No, the ridiculous part is looking in the mirror and thinking that the regional pilots had nothing to do with it.....
The regional pilots only accepted the scraps that you threw at them. They had absolutely no part in the decision to outsource your flying.
Take USAir for example....they had the best scope in the business. Management slowly ate away at it
Management can't eat away at it if you vote no. The legacy pilots made the bad decision that other things were more important to them than scope. A stupid decision, but not one that ALPA made for you.
ALPA should have never allowed anything above 70 seats to be flown anywhere except mainline.
See, there you go making the same mistake again. Once you put a seat restriction on it and say that that number of seats is acceptable, then you're putting the issue of scope out on the table for negotiations. This never should have been done, period. All legacy scope should look like the old Braniff scope clause:
"All flying for Braniff Airlines will be conducted by pilots on the Braniff Airlines pilot system seniority list."

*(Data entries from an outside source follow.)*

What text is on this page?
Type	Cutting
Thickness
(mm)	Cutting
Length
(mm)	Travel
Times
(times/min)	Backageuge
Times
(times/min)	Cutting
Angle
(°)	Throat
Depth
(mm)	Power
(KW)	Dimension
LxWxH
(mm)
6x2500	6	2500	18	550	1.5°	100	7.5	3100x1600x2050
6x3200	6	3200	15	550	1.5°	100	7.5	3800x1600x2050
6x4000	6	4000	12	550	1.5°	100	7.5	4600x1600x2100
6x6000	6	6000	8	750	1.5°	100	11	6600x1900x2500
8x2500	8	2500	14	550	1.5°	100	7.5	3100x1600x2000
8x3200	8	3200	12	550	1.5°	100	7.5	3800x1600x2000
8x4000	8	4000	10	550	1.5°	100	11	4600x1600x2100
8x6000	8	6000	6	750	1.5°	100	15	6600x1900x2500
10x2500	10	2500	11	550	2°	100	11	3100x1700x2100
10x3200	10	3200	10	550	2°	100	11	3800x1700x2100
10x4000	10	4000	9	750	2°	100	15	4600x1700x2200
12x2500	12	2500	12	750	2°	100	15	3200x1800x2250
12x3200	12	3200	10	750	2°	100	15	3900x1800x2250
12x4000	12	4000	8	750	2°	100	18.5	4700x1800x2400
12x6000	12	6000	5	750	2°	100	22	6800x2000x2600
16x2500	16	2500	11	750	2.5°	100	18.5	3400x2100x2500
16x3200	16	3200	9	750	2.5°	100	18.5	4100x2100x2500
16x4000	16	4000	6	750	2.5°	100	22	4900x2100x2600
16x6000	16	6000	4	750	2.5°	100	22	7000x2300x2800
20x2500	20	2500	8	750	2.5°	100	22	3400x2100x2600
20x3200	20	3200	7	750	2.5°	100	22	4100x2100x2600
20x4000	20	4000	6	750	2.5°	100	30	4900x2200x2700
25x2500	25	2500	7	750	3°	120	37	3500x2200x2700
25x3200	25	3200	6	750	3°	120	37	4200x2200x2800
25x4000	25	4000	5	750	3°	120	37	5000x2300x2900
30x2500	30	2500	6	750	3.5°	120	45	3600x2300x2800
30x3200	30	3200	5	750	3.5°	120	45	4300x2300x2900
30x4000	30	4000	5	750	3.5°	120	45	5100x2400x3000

Period. End of story. Not negotiable. Once you get away from that, you can never turn back and it only gets worse as time goes on.
At this time, in the ALPA operations manual, there is nothing preventing Mesa from flying A320's for United, except their scope clause. If something wiped out their scope, I am sure ALPA national would have nothing to say.
First, there's no such thing as an "ALPA operations manual." Second, scope doesn't get wiped out unless pilots vote for it to be wiped out. Every scope clause in existence at the legacy carriers was voted on by the pilots at that airline. You can keep trying to deflect the blame, but it always comes back to the pilots at the legacies that voted for it.
They need to step up to the plate and put a limit on that.
The ones that need to step up to the plate are the mainline pilots who think it's acceptable to give up scope for a few extra bucks on the payrates. Look, I actually agree with you that the ALPA President should refuse to sign any more contracts with scope concessions, and I disagreed with Duane about signing most of the concessionary contracts over the past 6 years that completely sold out scope language. However, it doesn't pass the smell test to blame ALPA for your own decisions on this subject. It certainly would have been nice for Duane to have said no, but when it comes right down to it, the blame rests solely with the people that were responsible for voting on their own contracts.